Bannon, que fue acusado hace dos semanas de defraudar cientos de miles de dólares a personas que donaron fondos para la construcción del muro en la frontera con México, defendió la teoría de que el voto por correo es un “fiasco” que los demócratas quieren emplear para derrotar a Trump.

Por eso, instó a los seguidores de Partido Republicano a presentarse como voluntarios para evitar el supuesto fraude electoral, que según Bannon y muchos republicanos, los demócratas supuestamente están preparando mediante la manipulación del voto por correo, que este año se espera que se multiplique exponencialmente por la pandemia de covid-19.

Tras negar que sea un hombre que cree en conspiraciones, aseguró que el país está sumergido en un proceso “en el cual las fuerzas del otro lado literalmente no tienen ninguna intención de permitir que Donald Trump continúe como presidente de Estados Unidos”.

Según el orador, la izquierda demócrata tiene su propia gente y controla a “ciertos elementos” del movimiento “Black Lives Matter” (La vida de los negros importa) como una táctica para crear miedo, lo que comparó con el “marxismo cultural” antes de acusar a Biden de encabezar una revolución para acabar con la República de Estados Unidos.

Black Lives Matter nació espontáneamente el pasado mayo tras el asesinato a manos de un policía del ciudadano afroamericano George Floyd en Minnesota. Tras unas primeras jornadas de violencia y saqueos en diferentes ciudades del país, el movimiento fue reconducido hacia protestas pacíficas contra el racismo y exigencias de cambios en los cuerpos de seguridad.

Tras concluir su discurso con una gran ovación por los 70 comensales que pudieron seguir la cena en persona debido a las medidas sanitarias impuestas por las autoridades, el segundo plato de la noche fue la intervención de Bevelyn Beaty, la afroamericana que se volvió viral por vandalizar el mural de “Black Lives Matter” pintado frente a la Torre Trump de la Quinta Avenida.

Beaty, que sí participó presencialmente en la cena, insistió en la necesidad de que los votantes republicanos colaboren en la campaña de Trump como voluntarios, porque según subrayó, los demócratas, a diferencia de los republicanos, saben organizar movimientos de base activos para tomar las calles.

“Hay que presentarse voluntario para la campaña de Trump, es muy importante salir ahí fuera, lo digo en serio. Yo lo hice porque entendí lo importante que es, porque estamos viendo cómo tiene lugar la guerra civil”, dijo Beaty interrumpida por una gran ovación en referencia a su acción pintando con negro el mural del movimiento antirracista.

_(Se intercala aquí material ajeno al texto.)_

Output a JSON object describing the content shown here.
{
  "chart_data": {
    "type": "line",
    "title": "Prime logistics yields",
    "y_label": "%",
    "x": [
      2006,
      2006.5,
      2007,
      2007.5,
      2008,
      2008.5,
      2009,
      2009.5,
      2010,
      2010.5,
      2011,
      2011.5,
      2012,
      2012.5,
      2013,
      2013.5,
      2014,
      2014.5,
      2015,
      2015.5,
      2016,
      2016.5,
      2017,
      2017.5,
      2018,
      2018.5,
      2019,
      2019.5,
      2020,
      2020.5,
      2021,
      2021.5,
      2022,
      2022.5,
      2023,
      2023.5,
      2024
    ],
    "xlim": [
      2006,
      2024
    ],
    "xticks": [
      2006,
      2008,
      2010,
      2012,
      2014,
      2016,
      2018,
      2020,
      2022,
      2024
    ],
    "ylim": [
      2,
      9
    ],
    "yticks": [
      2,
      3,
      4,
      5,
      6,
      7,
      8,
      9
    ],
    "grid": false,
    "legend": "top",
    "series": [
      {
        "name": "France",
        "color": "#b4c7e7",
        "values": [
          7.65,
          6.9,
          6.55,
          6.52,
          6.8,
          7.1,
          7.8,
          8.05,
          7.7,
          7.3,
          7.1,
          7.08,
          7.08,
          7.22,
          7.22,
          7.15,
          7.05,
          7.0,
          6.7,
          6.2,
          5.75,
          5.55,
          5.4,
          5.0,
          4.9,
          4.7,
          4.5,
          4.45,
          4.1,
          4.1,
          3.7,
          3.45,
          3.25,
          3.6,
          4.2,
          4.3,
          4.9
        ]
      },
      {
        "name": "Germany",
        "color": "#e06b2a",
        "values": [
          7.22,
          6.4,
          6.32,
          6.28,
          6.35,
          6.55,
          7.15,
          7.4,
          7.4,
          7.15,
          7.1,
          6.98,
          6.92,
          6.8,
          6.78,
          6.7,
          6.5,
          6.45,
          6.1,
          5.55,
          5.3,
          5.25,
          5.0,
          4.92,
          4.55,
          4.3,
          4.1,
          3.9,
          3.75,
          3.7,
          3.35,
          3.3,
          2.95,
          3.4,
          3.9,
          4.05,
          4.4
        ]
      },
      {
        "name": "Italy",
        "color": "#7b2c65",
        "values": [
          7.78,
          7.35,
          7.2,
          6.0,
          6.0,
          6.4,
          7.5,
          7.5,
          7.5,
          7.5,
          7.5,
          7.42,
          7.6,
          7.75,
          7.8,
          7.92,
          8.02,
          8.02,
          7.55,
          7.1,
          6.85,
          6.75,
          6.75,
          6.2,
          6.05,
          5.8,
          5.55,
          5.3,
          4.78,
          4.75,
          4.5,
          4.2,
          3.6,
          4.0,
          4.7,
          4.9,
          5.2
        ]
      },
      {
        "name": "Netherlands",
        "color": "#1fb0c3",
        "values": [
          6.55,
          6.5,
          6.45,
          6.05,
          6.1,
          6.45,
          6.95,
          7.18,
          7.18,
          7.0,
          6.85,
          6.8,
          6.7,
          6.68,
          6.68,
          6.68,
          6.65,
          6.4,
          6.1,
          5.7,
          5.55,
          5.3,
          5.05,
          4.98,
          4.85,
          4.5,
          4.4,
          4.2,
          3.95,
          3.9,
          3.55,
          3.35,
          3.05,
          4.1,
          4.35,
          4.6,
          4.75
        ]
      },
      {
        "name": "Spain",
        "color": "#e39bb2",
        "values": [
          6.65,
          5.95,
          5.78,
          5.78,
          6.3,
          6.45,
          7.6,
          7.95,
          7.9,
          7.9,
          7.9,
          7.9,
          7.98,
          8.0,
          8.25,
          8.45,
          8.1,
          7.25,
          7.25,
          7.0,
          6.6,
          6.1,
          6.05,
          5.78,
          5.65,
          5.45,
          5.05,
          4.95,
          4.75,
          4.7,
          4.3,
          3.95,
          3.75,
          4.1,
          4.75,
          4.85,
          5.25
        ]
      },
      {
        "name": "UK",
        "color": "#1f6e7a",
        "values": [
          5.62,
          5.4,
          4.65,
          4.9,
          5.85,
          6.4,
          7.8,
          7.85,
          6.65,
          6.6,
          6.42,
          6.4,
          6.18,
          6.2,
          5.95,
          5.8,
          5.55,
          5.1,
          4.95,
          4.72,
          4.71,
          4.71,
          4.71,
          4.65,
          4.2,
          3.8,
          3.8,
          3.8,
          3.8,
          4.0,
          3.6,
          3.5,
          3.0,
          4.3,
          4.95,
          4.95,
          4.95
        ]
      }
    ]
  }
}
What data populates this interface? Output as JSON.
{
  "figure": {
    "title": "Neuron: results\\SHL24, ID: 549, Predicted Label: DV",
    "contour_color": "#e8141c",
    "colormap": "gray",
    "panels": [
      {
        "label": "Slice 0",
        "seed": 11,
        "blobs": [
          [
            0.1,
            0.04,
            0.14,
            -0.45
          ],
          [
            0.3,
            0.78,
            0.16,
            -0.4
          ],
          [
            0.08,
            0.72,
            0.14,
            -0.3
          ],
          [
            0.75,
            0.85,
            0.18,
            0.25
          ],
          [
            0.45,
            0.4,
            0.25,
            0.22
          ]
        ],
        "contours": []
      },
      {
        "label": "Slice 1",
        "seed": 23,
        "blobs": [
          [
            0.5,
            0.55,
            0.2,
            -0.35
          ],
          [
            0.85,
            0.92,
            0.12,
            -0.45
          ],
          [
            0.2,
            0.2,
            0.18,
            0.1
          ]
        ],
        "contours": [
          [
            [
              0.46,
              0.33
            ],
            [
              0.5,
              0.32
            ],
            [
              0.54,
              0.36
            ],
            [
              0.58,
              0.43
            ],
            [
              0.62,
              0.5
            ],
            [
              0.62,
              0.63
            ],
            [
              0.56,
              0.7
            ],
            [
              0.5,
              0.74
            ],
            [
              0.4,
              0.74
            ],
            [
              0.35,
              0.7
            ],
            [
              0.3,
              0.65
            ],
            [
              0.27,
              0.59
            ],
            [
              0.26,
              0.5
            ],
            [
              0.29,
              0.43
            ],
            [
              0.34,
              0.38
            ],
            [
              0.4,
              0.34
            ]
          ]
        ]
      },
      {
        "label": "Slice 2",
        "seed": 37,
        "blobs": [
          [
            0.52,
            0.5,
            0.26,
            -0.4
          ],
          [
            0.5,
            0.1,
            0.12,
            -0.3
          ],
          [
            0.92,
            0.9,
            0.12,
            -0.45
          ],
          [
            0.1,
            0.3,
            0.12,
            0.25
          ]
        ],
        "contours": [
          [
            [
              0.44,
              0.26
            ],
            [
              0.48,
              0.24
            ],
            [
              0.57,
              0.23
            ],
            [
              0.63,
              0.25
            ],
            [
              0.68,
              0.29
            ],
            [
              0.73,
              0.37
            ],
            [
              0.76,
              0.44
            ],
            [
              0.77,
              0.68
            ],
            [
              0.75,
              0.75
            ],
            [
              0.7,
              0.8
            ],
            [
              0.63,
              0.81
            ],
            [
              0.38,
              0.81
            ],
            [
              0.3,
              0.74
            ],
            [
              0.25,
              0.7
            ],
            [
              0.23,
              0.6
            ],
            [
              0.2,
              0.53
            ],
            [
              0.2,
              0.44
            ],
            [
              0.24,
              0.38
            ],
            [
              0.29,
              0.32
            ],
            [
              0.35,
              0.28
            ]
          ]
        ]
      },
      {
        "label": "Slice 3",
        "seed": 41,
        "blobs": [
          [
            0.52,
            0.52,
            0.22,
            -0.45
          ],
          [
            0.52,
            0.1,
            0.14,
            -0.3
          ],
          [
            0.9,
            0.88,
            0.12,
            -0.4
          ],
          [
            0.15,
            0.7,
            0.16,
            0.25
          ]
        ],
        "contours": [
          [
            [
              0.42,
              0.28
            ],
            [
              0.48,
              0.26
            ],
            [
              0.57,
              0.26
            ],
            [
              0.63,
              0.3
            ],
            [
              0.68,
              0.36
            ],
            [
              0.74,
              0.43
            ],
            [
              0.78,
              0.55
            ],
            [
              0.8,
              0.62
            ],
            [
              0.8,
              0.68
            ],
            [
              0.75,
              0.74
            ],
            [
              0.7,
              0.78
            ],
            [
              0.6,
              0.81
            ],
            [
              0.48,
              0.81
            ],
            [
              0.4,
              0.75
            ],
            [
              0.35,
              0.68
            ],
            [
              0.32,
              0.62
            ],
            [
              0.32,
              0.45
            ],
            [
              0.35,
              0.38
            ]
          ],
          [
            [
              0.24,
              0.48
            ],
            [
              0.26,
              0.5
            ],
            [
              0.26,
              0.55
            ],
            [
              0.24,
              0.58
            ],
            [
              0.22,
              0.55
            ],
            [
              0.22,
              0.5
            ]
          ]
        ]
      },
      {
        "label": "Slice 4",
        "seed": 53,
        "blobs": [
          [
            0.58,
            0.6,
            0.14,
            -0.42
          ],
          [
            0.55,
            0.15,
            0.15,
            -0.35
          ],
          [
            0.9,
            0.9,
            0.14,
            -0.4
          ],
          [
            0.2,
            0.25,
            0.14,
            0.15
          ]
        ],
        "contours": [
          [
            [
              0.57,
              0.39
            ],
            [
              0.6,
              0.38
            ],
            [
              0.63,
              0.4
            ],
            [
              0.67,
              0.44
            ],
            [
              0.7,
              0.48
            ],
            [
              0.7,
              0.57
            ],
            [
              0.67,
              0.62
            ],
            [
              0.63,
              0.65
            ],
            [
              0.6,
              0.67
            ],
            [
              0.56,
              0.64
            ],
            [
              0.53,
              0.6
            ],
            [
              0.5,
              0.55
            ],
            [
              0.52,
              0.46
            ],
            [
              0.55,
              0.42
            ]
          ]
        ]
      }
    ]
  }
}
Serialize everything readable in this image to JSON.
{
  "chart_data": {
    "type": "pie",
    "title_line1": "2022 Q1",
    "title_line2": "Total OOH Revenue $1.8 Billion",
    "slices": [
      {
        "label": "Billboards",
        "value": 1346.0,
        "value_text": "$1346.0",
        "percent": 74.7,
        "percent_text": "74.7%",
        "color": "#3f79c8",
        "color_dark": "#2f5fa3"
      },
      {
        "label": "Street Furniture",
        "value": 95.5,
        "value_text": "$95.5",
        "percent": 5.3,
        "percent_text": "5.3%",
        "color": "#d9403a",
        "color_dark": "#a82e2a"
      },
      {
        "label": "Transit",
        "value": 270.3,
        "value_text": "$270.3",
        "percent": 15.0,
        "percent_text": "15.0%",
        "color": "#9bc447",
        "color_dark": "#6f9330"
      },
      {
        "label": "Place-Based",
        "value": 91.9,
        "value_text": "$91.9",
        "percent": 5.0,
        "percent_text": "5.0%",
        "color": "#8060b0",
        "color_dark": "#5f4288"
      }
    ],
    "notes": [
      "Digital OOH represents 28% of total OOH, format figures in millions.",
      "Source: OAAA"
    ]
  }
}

“Tenemos que salvar América de un partido que quiere destrozar América, porque son radicales”, aseguró a Efe Phil Orenstein, el presidente del club.

Para Orenstein las encuestas que dan la victoria a Biden no reflejan la realidad, porque según él los votantes republicanos mienten sobre su intención de voto por miedo a “perder su trabajo” o a ser atacados.

“Mucha gente que dice eso está siendo agredida en la calle por turbas viciosas y el Partido Demócrata no lo condena”, aseguró Orenstein que, aunque es consciente de que los republicanos tienen la batalla electoral perdida en Nueva York, está convencido de que cada vez más demócratas se están cambiando de bando.

En la entrada de la carpa donde se celebró la cena, tres veteranos del club reciben a los invitados que van llegando bajo una intensa lluvia con mascarillas y varios panfletos políticos en los que sostienen que grupos radicales, socialistas y antisemitas y el crimen organizado se han hecho con el control del Partido Demócrata.